The troops that make up U.S. Special Operations Command (SOCOM) include some of the most elite fighters in the U.S. military across all branches, including the Army Green Berets and Navy SEALS.
They’re perhaps best known for going after high-value targets like Osama bin Laden and ISIS leader Abu Sayyef, and for conducting high-profile hostage rescue missions.
But that’s not all they do. Specials Ops forces are also involved in reconnaissance, counterinsurgency, humanitarian assistance and a host of other highly specialized activities.

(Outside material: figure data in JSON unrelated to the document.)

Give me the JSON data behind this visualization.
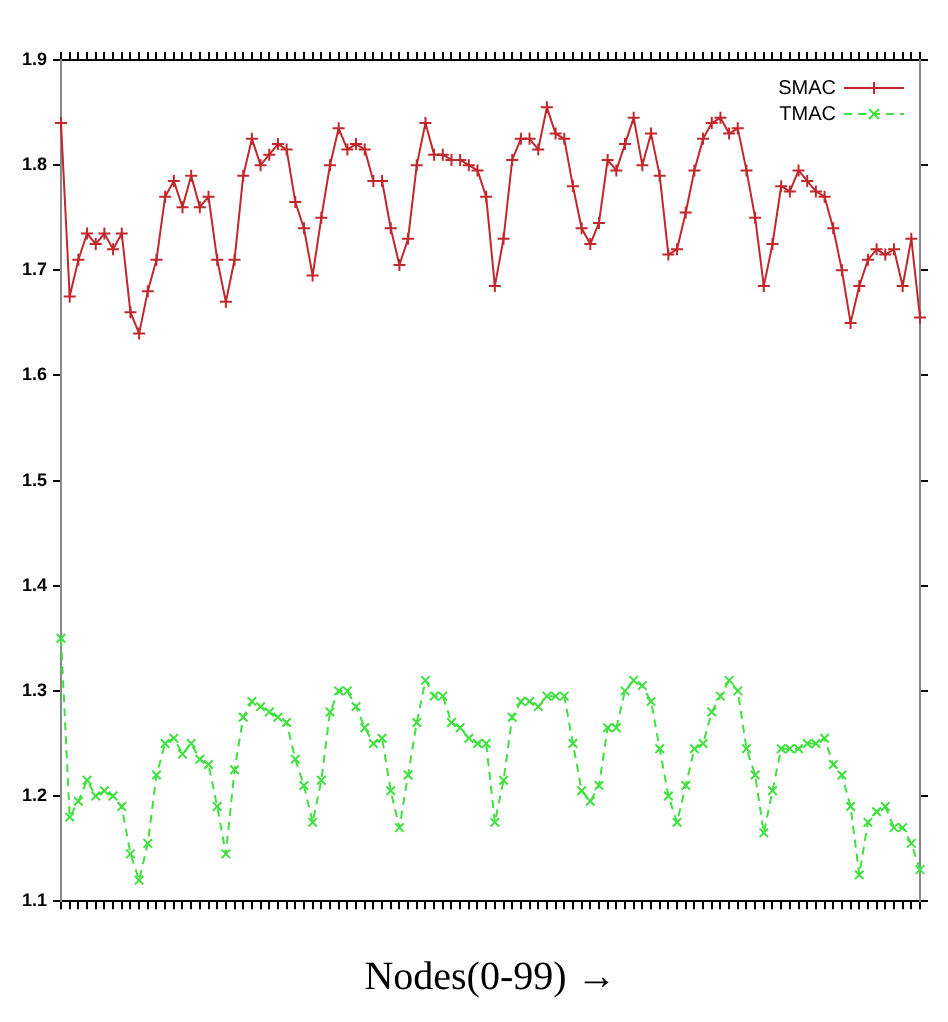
{
  "chart_data": {
    "type": "line",
    "xlabel": "Nodes(0-99) →",
    "categories": [
      null,
      null,
      null,
      null,
      null,
      null,
      null,
      null,
      null,
      null,
      null,
      null,
      null,
      null,
      null,
      null,
      null,
      null,
      null,
      null,
      null,
      null,
      null,
      null,
      null,
      null,
      null,
      null,
      null,
      null,
      null,
      null,
      null,
      null,
      null,
      null,
      null,
      null,
      null,
      null,
      null,
      null,
      null,
      null,
      null,
      null,
      null,
      null,
      null,
      null,
      null,
      null,
      null,
      null,
      null,
      null,
      null,
      null,
      null,
      null,
      null,
      null,
      null,
      null,
      null,
      null,
      null,
      null,
      null,
      null,
      null,
      null,
      null,
      null,
      null,
      null,
      null,
      null,
      null,
      null,
      null,
      null,
      null,
      null,
      null,
      null,
      null,
      null,
      null,
      null,
      null,
      null,
      null,
      null,
      null,
      null,
      null,
      null,
      null,
      null
    ],
    "series": [
      {
        "name": "SMAC",
        "color": "#c0282d",
        "marker": "cross",
        "line_style": "solid",
        "values": [
          1.84,
          1.675,
          1.71,
          1.735,
          1.725,
          1.735,
          1.72,
          1.735,
          1.66,
          1.64,
          1.68,
          1.71,
          1.77,
          1.785,
          1.76,
          1.79,
          1.76,
          1.77,
          1.71,
          1.67,
          1.71,
          1.79,
          1.825,
          1.8,
          1.81,
          1.82,
          1.815,
          1.765,
          1.74,
          1.695,
          1.75,
          1.8,
          1.835,
          1.815,
          1.82,
          1.815,
          1.785,
          1.785,
          1.74,
          1.705,
          1.73,
          1.8,
          1.84,
          1.81,
          1.81,
          1.805,
          1.805,
          1.8,
          1.795,
          1.77,
          1.685,
          1.73,
          1.805,
          1.825,
          1.825,
          1.815,
          1.855,
          1.83,
          1.825,
          1.78,
          1.74,
          1.725,
          1.745,
          1.805,
          1.795,
          1.82,
          1.845,
          1.8,
          1.83,
          1.79,
          1.715,
          1.72,
          1.755,
          1.795,
          1.825,
          1.84,
          1.845,
          1.83,
          1.835,
          1.795,
          1.75,
          1.685,
          1.725,
          1.78,
          1.775,
          1.795,
          1.785,
          1.775,
          1.77,
          1.74,
          1.7,
          1.65,
          1.685,
          1.71,
          1.72,
          1.715,
          1.72,
          1.685,
          1.73,
          1.655
        ]
      },
      {
        "name": "TMAC",
        "color": "#40e040",
        "marker": "cross",
        "line_style": "dashed",
        "values": [
          1.35,
          1.18,
          1.195,
          1.215,
          1.2,
          1.205,
          1.2,
          1.19,
          1.145,
          1.12,
          1.155,
          1.22,
          1.25,
          1.255,
          1.24,
          1.25,
          1.235,
          1.23,
          1.19,
          1.145,
          1.225,
          1.275,
          1.29,
          1.285,
          1.28,
          1.275,
          1.27,
          1.235,
          1.21,
          1.175,
          1.215,
          1.28,
          1.3,
          1.3,
          1.285,
          1.265,
          1.25,
          1.255,
          1.205,
          1.17,
          1.22,
          1.27,
          1.31,
          1.295,
          1.295,
          1.27,
          1.265,
          1.255,
          1.25,
          1.25,
          1.175,
          1.215,
          1.275,
          1.29,
          1.29,
          1.285,
          1.295,
          1.295,
          1.295,
          1.25,
          1.205,
          1.195,
          1.21,
          1.265,
          1.265,
          1.3,
          1.31,
          1.305,
          1.29,
          1.245,
          1.2,
          1.175,
          1.21,
          1.245,
          1.25,
          1.28,
          1.295,
          1.31,
          1.3,
          1.245,
          1.22,
          1.165,
          1.205,
          1.245,
          1.245,
          1.245,
          1.25,
          1.25,
          1.255,
          1.23,
          1.22,
          1.19,
          1.125,
          1.175,
          1.185,
          1.19,
          1.17,
          1.17,
          1.155,
          1.13
        ]
      }
    ],
    "ylim": [
      1.1,
      1.9
    ],
    "yticks": [
      1.1,
      1.2,
      1.3,
      1.4,
      1.5,
      1.6,
      1.7,
      1.8,
      1.9
    ],
    "grid": false,
    "legend": "top right"
  }
}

SOCOM also places a high value on less tangible characteristics in its recruits, such as courage, integrity, humility, creativity and resiliency.
When candidates first apply to join Special Ops, they are evaluated on their ability to lead and work with others. This plays a big part in whether or not they make the cut.

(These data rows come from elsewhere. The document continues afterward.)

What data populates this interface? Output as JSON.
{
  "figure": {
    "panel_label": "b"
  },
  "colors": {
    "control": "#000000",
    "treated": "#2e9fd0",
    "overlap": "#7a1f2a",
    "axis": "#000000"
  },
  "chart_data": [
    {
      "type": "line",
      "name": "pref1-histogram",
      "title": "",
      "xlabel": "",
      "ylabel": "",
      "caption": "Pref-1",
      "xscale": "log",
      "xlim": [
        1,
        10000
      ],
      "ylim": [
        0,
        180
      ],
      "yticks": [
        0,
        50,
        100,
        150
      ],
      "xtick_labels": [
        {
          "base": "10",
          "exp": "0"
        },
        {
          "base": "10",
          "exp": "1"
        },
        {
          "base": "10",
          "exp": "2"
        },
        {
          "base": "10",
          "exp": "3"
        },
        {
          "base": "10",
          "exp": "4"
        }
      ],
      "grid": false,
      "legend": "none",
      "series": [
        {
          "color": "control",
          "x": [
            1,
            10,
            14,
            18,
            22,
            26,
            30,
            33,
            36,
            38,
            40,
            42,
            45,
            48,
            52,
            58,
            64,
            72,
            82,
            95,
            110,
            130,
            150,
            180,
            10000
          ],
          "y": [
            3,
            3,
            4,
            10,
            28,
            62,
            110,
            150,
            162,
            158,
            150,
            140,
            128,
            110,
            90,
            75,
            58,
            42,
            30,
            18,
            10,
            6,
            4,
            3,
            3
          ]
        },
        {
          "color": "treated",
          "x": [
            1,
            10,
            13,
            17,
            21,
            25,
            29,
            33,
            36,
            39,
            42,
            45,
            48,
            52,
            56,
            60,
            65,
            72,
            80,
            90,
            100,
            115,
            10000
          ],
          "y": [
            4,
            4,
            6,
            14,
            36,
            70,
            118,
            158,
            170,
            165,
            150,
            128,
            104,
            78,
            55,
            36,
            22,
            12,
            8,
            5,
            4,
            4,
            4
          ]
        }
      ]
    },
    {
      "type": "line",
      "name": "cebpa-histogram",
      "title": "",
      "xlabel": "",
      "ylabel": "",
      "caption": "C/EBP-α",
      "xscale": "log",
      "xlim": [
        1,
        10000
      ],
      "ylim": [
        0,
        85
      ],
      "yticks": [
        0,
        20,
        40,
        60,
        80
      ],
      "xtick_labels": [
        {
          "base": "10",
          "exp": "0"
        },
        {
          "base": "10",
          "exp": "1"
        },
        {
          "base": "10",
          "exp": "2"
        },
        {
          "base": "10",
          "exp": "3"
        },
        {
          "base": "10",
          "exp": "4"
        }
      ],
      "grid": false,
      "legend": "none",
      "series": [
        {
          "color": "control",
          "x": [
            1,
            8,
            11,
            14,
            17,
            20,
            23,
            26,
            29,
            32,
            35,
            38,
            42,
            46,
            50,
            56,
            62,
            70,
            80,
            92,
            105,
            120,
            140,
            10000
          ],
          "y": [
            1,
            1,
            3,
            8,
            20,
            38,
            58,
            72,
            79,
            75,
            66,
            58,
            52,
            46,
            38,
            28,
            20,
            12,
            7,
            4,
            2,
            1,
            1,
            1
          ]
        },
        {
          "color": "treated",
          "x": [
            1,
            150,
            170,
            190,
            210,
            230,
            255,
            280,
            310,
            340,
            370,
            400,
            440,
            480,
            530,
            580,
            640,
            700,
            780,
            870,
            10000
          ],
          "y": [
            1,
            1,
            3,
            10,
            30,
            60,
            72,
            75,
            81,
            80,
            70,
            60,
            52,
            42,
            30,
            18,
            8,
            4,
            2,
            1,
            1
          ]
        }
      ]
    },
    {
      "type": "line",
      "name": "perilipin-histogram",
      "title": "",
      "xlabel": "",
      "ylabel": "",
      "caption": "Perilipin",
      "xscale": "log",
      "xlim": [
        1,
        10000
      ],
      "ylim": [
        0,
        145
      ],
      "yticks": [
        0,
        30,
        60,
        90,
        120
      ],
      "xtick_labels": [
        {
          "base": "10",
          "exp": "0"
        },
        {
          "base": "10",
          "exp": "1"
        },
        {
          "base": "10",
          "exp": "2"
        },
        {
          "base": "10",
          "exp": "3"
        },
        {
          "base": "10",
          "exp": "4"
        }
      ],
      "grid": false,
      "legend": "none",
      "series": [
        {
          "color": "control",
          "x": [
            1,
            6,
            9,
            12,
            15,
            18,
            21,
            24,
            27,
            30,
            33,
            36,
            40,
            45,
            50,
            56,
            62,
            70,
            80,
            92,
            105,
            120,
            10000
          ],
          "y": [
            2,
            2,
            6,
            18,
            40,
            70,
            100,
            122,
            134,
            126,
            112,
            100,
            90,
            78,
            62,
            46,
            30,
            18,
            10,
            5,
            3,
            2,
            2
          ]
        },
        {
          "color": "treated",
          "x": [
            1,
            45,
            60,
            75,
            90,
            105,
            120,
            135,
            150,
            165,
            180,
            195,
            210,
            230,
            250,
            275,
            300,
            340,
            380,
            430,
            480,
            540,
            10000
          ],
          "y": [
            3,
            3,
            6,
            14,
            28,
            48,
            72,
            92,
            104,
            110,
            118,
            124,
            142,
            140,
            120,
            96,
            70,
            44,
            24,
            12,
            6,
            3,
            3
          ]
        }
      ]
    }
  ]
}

Here are 10 other facts that shed some light into who they are:
1. On average, Special Operations forces are married with two kids
Special Ops troops aren’t fresh-faced, straight-out-of-high-school recruits. Despite the pressures of such a high-octane job, they are, on average, married with kids. The average age for an enlisted member is 29 and for officers, 34.
2. They generally have eight years of experience in the conventional forces
Chances are, Special Ops troops probably didn’t start their military career in special forces. They most likely had training in another sector of the military before being recruited into special forces.
3. They can carry up to 100 pounds of gear in their rucksacks
Special Operations forces are strong — strong enough to be able to carry 100 pounds of gear in their rucksacks. Additionally, all of their survival gear is kept in their pockets — including a pen and notepad, maps, GPS device, knives, grenades and a flashlight — so that they are ready for whatever situation is thrown at them.
4. They have their own university — and are likely to have a college degree
The Special Operations university, called the Joint Special Operations University, is located at the MacDill Air Force Base in Florida. The university serves active duty, reserve and civilian faculty members from the Army, Navy, Air Force and Marine Corps. The university is offered at no cost to the student.
5. They know how to speak a language beside English
Special Operations isn’t just about brawn — troops are also valued for their superior intelligence. They score better than average at the Armed Services Vocational Aptitude Battery and many have college degrees.
Once they join, they receive cultural and language training to give them a deep understanding of the regions in which they’ll eventually operate. All Special Operations forces know how to speak a language other than English. They also have the opportunity to learn any of 35 different languages taught at the U.S. Air Force Special Operations School.
6. They were created by Congress
The forces were created through congressional action in the Goldwater-Nichols Defense Reorganization Act of 1986 and the Nuhn-Cohen Amendment to the National Defense Authorization Act of 1987.
The creation of a Special Operations force was sparked after the command and structure of the U.S. military special led to the failure of Operation Eagle Claw in 1980.
Operation Eagle Claw was a mission orderd by then-President Jimmy Carter to try to end the Iran hostage crisis by rescuing U.S. diplomats that were being held at the embassy in Iran.
7. Everyone has a certain level of medical training
Special Operations forces often deploy to remote areas where there is little medical care. As a result, they receive some medical training to help each other if wounded until they reach more advanced care.
They also have access to new technologies that help them when they, or a comrade, are injured in the field. They include a SharkBite Kit and Freeze Dried Plasma, which were developed with SOCOM support.
8. They provide aid in humanitarian crises when other units are not available
Special Operations forces have unique skills and capabilities and are often positioned in areas where they can help in the case of a humanitarian crisis. They’ve provided humanitarian assistance after the earthquakes in Haiti and Nepal, tsunamis in Japan and avalanches in Afghanistan.
9. They often play team sports such as water polo, wrestling or football
Special Operators are also trained in hand-to-hand combat and advanced marksmanship. They’re incredibly physically fit and are trained by some of the same people who train professional, collegiate and Olympic-level athletes. They also learn skill sets such as scuba diving, land navigation and insertion methods into hostile areas.
Oh, and they train constantly under every condition imaginable.
10. They can grow beards
Operators have special grooming standards, separate from the rest of the military. They’re allowed to have beards and long hair if they choose to when other service members may not. It’s allowed so that they have the opportunity to blend in with the communities they work in, such as in Afghanistan, where beards are common.